Выбрать главу

Времяпрепровождение было славное, да и время неплохое, особенно поначалу — сужу об этом в основном по их рассказам. Потому что статьи, за редчайшим исключением, были написаны кошмарным языком, и если судить по ним, то в Сочи в каком-то смысле было лучше. Язык они объясняли двумя причинами: величественно — тем, что это наука, такая же специальная и точная, как, скажем, математика, и не требуется же от математиков, чтобы они писали эссе; и жалобно-мужественно — условиями цензурными, при которых написанное таким образом более проходимо. Дескать, была бы свобода, писали бы так, что дух бы захватывало. Это, однако, не подтвердилось, когда свобода пришла и они написали воспоминания и объяснения, «былое и думы», так сказать, уже по-человечески.
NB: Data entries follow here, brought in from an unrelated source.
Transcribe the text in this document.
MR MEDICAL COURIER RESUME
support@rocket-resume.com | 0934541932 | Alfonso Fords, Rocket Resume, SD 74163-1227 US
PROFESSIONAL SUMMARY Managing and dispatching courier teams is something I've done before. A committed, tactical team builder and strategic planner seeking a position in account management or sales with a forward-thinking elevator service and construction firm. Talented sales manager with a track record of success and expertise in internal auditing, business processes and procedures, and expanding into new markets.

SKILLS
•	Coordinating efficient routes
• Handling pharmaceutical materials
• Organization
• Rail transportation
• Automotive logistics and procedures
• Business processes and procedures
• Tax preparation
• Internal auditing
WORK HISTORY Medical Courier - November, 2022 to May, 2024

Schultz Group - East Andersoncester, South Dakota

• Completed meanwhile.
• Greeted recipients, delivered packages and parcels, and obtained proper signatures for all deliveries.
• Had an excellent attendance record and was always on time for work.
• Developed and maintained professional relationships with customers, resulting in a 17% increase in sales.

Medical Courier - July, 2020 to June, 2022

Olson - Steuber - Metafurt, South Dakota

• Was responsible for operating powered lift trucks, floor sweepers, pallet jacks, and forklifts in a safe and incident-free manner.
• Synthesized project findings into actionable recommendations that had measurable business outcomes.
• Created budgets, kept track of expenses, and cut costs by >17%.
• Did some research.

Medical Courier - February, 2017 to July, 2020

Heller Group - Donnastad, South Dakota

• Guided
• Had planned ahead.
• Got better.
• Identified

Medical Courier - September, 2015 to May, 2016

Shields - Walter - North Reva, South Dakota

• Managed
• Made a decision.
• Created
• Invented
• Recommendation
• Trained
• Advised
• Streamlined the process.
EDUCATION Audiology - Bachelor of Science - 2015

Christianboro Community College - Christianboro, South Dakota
У Лотмана, у Гаспарова Бориса, еще у нескольких как тогда статьи были захватывающие, так и сейчас получилось, а другие многие, вроде нашего Б.Б., привлекательнее выглядели все-таки когда выражались стилем (σημειωτικη), «бессмысленным и беспощадным». Некоторые из них, как оказалось, сами пробовали силы в сочинении художественной прозы и стихов: образцы сейчас опубликованы и похожи на бумажный рубль, частью разрезанный на ломтики, частью обвалянный в яйце и зажаренный, и так поданный к столу в качестве фунта колбасы, который на него можно было бы купить.

Не то чтобы их было много, но их присутствие стало проступать по всей филологической, на глазах превращавшейся в культурологическую, территории, как влага на лугу после дождей или на ковре, залитом соседями с верхнего этажа, — в том месте, куда в данную минуту ступала твоя нога. Это было следствием замысла безусловно грандиозного, одного из тех, которые замахиваются на самое главное, на «общую теорию поля». Наиболее одаренные и знающие открыли много замечательных вещей, что они, родись раньше или позже, сделали бы и не будучи структуралистами. Разумеется, методы нового искусства порождали методику нового понимания его, и то, что Ахматова, к примеру, писала так, как она писала, вызвало к жизни то, что о ней так написали Тименчик, Топоров и Цивьян. Но параллельно с филологической работой, наглядно существенной и плодотворной, шла игра в бисер, в конечном итоге бесплодная и неадекватно разочаровывающая, хотя в самом своем процессе веселая, увлекательная, пленяющая необязательностью и остротой и как таковая претензий не вызывающая, — если бы запятые ею не выдавали и ее за серьезную, общезначимую и нелегкую работу.

Структуралистами становились все, надо не надо, хочешь не хочешь, можешь не можешь, и это приводило к тому, что ключи, подобранные к Ахматовой или к Мандельштаму, совали, как отмычки, в замочные скважины ничего такого не ожидающих Пастернака и Цветаевой. Однажды за многолюдным дачным столом заплелся, побежал летний разговор о «Докторе Живаго», и молоденький филолог по имени Костя после достаточного помалкивания доложил с умеряемой ради компании безапелляционностью, что Лара — это, конечно, Марина, понимай — Ивановна. И когда зашумело, зататакало вокруг, что с какой стати Марина, если Зина, и куда Ольгу девать, он, погуляв желваками и порозовев, брякнул: «Вы все любители, а я семиотик-профессионал!» А когда жена Наймана однажды в подобной компании, на сей раз чеканившей звенящие сталью максимы о Набокове, заикнулась, что были в это время писатели и получше… («Например, кто?!» — «Например, Томас Манн…»), — то молоденький филолог по имени Федя отказался захватить с собой перчатки, которые забыла у Найманов его мать, и объяснил это кратко, взорвав грамматику возмущением: «Которые Набокова… которые Томаса Манна… нет, нет и нет!»